Opponents, though, argued that there are non-profit agencies to help people in need, and that payday lenders only deepen the financial hole many find themselves in.
Steven Bramer Jr., a 38-year-old disabled Iraq War veteran from Hammond, spoke at a news conference earlier this month against SB 613. He returned to the Statehouse Tuesday to urge lawmakers not to pass it.
Noting his 5-year-old daughter asked him why he had to come to Indianapolis, Bramer said he hopes someday she can point to her dad as someone who stopped this bill from becoming law.
Bramer told the committee he fought addictions after getting back from Iraq to cope with the pain of his battle scars. After eight years of sobriety, he said, he found a new substance in payday loans.
“I am the Hoosier you are thinking about when you see those loans. I am a middle-class father who has to support his wife and four daughters. I am the Hoosier that will likely look at a loan like this at some point, but I’m here to tell you this bill is bad,” Bramer said.
Also opposing the bill were members of the Indiana American Legion, led by retired Brigadier Gen. James Bauerle. He cited a 2006 study by the federal Department of Defense that “predatory lending undermines military readiness, it harms the morale of the troops and their families and adds to the cost of fielding an all-volunteer fighting force.”

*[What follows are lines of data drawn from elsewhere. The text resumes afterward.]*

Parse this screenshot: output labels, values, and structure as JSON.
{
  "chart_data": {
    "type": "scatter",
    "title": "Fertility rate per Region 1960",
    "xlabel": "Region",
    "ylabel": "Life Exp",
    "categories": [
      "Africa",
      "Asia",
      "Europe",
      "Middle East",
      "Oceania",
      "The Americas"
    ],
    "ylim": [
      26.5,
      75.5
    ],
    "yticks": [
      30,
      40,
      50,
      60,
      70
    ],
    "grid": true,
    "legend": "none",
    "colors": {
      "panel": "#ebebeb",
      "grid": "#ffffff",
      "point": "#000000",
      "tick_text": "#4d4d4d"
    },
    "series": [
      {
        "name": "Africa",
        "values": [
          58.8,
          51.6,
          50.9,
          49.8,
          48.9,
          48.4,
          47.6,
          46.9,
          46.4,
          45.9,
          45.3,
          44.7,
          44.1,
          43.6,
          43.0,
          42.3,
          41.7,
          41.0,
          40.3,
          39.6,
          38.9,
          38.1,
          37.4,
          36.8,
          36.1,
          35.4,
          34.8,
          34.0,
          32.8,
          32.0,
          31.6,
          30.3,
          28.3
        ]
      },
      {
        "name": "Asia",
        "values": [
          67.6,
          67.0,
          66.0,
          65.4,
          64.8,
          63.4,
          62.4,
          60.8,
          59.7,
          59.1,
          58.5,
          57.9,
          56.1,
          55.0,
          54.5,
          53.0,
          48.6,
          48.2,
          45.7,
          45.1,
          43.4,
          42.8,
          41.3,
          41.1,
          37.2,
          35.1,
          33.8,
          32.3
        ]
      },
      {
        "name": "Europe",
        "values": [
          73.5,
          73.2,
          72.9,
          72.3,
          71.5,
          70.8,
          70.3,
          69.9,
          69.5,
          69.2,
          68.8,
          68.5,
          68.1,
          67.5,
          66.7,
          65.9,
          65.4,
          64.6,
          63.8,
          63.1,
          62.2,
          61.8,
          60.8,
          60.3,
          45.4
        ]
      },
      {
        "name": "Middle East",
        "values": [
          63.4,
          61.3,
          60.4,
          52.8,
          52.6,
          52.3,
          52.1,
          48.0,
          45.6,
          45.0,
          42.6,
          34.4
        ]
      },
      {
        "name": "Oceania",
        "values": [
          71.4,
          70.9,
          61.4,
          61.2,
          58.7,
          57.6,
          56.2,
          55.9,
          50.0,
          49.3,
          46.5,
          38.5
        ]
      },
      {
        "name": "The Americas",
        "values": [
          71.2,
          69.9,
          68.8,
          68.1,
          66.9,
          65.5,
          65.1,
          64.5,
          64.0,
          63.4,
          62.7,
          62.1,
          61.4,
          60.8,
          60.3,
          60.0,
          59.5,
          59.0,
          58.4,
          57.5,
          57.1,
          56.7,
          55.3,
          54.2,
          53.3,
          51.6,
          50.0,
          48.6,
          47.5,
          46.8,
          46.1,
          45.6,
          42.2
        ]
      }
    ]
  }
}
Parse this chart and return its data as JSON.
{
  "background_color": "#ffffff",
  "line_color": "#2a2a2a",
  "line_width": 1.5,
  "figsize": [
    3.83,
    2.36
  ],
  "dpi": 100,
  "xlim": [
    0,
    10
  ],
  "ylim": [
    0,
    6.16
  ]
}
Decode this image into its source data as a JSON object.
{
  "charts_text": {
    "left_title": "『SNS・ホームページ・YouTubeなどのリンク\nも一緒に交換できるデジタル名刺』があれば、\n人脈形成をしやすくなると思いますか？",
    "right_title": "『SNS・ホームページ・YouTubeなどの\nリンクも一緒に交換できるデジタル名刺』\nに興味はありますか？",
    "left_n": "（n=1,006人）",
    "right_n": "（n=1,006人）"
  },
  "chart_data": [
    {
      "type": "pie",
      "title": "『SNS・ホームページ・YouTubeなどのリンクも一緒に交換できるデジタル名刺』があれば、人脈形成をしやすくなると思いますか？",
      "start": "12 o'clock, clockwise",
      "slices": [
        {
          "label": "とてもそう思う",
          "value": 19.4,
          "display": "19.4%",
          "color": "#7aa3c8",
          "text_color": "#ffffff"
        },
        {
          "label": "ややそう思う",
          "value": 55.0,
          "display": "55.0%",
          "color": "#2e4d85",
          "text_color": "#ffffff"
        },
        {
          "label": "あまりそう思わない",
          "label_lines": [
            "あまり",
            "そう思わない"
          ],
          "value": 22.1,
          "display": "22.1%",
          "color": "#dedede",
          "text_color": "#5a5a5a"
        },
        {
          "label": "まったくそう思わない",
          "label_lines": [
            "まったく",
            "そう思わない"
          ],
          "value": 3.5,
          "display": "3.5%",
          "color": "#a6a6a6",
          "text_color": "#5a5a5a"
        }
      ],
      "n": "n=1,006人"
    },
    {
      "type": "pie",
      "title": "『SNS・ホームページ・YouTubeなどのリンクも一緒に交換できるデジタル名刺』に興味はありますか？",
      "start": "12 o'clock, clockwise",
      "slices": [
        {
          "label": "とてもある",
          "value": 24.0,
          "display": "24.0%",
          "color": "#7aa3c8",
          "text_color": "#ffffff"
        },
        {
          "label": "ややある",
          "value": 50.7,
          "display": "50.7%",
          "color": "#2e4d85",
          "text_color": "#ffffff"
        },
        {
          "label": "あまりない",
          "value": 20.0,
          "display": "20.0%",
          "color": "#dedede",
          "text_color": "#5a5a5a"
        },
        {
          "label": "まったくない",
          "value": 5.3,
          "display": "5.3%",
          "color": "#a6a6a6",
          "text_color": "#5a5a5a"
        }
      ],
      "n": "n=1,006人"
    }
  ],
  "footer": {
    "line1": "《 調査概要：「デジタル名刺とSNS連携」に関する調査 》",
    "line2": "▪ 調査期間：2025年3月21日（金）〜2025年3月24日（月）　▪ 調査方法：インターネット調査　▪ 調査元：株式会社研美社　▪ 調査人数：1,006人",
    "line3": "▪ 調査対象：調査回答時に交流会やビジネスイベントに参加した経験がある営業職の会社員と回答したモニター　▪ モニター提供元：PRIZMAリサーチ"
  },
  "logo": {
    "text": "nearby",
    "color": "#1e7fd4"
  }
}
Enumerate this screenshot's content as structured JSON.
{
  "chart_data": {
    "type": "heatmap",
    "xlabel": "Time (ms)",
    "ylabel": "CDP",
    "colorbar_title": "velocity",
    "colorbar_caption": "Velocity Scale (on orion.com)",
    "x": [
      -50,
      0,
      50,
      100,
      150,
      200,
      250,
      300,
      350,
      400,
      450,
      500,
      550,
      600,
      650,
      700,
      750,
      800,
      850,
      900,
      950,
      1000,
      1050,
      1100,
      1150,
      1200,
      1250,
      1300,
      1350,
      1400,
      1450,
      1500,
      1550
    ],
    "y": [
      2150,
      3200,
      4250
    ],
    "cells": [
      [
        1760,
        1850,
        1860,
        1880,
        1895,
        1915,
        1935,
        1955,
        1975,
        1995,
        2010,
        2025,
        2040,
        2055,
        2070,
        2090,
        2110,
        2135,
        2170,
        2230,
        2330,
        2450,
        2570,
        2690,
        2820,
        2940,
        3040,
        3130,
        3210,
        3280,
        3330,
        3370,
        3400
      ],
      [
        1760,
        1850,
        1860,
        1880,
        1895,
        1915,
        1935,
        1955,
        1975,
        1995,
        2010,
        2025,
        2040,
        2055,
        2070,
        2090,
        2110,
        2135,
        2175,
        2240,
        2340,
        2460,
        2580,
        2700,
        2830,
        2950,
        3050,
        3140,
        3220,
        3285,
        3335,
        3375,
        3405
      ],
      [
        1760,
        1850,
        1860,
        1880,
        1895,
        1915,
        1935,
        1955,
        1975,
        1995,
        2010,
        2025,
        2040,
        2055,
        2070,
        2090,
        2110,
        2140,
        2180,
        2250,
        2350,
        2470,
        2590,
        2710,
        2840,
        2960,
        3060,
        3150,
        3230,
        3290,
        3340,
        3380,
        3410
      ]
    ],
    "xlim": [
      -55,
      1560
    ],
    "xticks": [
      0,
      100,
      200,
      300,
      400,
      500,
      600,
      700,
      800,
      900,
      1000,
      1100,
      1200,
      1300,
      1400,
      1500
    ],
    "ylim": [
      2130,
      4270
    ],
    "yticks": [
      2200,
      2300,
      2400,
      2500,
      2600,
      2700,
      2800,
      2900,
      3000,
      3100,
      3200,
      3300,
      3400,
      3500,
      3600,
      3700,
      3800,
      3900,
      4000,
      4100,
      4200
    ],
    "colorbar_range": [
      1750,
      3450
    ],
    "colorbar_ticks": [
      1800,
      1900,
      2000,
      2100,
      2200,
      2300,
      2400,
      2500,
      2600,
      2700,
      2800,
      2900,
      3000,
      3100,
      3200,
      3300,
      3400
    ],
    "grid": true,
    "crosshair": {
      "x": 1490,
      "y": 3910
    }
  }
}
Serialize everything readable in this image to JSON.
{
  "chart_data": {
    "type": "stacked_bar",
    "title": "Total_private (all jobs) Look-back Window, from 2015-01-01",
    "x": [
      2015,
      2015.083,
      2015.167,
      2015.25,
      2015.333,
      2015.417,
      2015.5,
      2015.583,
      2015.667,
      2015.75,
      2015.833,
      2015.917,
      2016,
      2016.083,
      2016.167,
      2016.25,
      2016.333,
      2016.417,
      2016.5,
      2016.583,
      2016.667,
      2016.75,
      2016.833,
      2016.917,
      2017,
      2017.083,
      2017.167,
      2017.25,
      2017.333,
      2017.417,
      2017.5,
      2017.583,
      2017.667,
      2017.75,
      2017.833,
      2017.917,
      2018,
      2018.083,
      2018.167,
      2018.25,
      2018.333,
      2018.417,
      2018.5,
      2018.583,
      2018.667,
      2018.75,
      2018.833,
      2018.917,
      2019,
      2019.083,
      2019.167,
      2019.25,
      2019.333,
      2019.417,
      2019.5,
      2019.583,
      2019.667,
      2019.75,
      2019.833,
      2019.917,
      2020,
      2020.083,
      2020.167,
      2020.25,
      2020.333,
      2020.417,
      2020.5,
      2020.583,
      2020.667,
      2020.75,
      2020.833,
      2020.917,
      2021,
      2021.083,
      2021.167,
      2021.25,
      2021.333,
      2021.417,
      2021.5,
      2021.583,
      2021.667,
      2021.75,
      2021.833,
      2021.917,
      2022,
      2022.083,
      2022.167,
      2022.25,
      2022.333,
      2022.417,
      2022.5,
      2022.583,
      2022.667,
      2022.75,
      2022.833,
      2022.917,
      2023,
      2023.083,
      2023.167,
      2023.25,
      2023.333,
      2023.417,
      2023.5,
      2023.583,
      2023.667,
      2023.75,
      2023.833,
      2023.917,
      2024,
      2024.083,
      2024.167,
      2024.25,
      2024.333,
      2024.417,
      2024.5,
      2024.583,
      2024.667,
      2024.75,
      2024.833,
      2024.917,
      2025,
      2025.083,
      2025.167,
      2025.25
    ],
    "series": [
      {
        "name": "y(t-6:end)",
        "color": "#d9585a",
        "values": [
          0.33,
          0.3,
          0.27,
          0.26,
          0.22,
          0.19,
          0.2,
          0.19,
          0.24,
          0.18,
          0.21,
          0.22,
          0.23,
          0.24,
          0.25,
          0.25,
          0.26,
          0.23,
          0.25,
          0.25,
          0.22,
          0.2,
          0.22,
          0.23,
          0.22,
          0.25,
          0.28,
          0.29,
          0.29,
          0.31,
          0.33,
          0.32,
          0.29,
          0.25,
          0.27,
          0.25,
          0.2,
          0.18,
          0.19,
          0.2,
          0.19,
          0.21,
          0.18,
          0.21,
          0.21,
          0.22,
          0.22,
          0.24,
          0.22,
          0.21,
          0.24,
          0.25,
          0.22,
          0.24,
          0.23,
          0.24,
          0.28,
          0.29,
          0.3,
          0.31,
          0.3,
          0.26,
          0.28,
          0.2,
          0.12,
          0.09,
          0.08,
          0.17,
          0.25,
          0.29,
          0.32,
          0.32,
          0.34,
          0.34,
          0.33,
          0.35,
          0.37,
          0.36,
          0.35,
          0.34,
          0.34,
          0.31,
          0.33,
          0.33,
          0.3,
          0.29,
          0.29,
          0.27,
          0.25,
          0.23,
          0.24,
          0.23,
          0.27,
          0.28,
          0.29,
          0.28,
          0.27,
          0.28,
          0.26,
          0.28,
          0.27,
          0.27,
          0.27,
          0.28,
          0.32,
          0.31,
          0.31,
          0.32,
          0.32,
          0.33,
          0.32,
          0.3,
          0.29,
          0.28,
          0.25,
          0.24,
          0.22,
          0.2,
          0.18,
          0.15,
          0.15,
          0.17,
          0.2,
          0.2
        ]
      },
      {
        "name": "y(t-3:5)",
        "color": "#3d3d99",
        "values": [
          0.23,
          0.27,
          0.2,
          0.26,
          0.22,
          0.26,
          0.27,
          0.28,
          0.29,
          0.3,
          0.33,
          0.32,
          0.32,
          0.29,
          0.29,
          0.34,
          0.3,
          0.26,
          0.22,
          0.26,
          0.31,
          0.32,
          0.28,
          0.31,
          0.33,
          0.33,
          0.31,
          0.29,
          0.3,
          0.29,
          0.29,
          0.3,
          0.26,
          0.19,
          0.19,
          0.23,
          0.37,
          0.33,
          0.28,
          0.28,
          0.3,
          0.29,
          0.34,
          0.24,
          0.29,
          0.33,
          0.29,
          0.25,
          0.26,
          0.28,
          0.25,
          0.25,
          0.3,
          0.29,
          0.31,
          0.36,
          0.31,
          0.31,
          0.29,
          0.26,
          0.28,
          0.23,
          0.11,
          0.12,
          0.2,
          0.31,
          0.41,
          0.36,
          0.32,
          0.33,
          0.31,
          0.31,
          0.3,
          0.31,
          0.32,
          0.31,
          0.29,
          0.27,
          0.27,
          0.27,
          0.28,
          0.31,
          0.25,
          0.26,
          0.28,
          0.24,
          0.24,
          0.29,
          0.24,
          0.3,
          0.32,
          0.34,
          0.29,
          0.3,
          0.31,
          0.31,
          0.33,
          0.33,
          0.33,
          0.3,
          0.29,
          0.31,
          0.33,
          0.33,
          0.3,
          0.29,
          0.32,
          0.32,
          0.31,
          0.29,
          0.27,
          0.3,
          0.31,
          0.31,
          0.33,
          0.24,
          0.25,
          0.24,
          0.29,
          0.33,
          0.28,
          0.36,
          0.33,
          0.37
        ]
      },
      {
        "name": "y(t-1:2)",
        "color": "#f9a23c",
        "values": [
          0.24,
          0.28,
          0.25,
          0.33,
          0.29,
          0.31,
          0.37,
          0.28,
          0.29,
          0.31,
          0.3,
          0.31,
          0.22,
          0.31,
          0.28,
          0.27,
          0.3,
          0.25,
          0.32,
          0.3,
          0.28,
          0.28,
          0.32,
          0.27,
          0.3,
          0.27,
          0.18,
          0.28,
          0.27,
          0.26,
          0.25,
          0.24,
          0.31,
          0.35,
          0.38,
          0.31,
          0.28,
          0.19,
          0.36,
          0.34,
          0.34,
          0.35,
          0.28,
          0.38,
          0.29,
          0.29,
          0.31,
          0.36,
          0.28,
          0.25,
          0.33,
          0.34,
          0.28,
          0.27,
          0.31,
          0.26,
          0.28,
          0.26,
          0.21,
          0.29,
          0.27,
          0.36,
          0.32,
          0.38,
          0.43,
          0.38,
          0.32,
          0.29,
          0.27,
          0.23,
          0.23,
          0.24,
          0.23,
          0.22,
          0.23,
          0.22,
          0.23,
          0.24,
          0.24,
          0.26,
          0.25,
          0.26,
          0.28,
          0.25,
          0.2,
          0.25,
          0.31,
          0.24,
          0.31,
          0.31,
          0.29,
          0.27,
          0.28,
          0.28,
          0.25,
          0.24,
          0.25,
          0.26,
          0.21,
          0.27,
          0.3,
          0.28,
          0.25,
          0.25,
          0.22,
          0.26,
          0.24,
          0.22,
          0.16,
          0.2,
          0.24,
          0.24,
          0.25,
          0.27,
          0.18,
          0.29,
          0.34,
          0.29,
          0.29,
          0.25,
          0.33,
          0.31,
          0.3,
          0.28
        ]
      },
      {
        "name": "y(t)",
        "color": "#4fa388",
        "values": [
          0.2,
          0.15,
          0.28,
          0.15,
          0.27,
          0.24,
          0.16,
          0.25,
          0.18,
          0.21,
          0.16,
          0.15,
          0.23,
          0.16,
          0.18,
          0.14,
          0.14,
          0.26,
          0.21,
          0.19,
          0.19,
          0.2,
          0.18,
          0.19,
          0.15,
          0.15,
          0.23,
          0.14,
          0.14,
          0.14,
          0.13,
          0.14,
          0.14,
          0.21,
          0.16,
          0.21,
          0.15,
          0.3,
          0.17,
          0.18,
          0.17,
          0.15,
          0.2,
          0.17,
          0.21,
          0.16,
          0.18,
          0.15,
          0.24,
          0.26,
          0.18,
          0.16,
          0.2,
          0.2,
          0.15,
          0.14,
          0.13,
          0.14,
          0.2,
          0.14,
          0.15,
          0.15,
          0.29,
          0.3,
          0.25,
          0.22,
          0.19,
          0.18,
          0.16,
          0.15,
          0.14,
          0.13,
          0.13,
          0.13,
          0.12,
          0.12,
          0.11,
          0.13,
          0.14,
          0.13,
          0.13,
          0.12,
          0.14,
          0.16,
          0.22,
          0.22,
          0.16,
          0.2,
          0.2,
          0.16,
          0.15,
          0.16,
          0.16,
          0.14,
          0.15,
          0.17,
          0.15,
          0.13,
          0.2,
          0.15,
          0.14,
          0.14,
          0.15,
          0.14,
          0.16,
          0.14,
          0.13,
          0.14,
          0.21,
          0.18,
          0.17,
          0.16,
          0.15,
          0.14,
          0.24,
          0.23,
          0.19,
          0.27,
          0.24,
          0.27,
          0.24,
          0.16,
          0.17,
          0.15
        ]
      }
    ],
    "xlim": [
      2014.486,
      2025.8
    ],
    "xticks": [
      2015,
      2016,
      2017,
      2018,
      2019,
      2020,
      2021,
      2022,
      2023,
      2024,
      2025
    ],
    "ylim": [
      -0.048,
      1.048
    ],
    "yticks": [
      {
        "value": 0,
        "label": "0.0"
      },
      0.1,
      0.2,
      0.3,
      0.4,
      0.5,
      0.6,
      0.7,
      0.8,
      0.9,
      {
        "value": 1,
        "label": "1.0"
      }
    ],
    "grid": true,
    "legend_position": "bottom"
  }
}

Bauerle said the defense department recommended a 36-percent cap on loans, including all fees.
“This was passed as the Military Lending Act by Congress to protect the active military service members and their families. It does not protect veterans, our Indiana National Guard members, or our reserves who reside in the state,” he said.
The committee has just under two weeks to see if the compromise Burton asked for can be reached.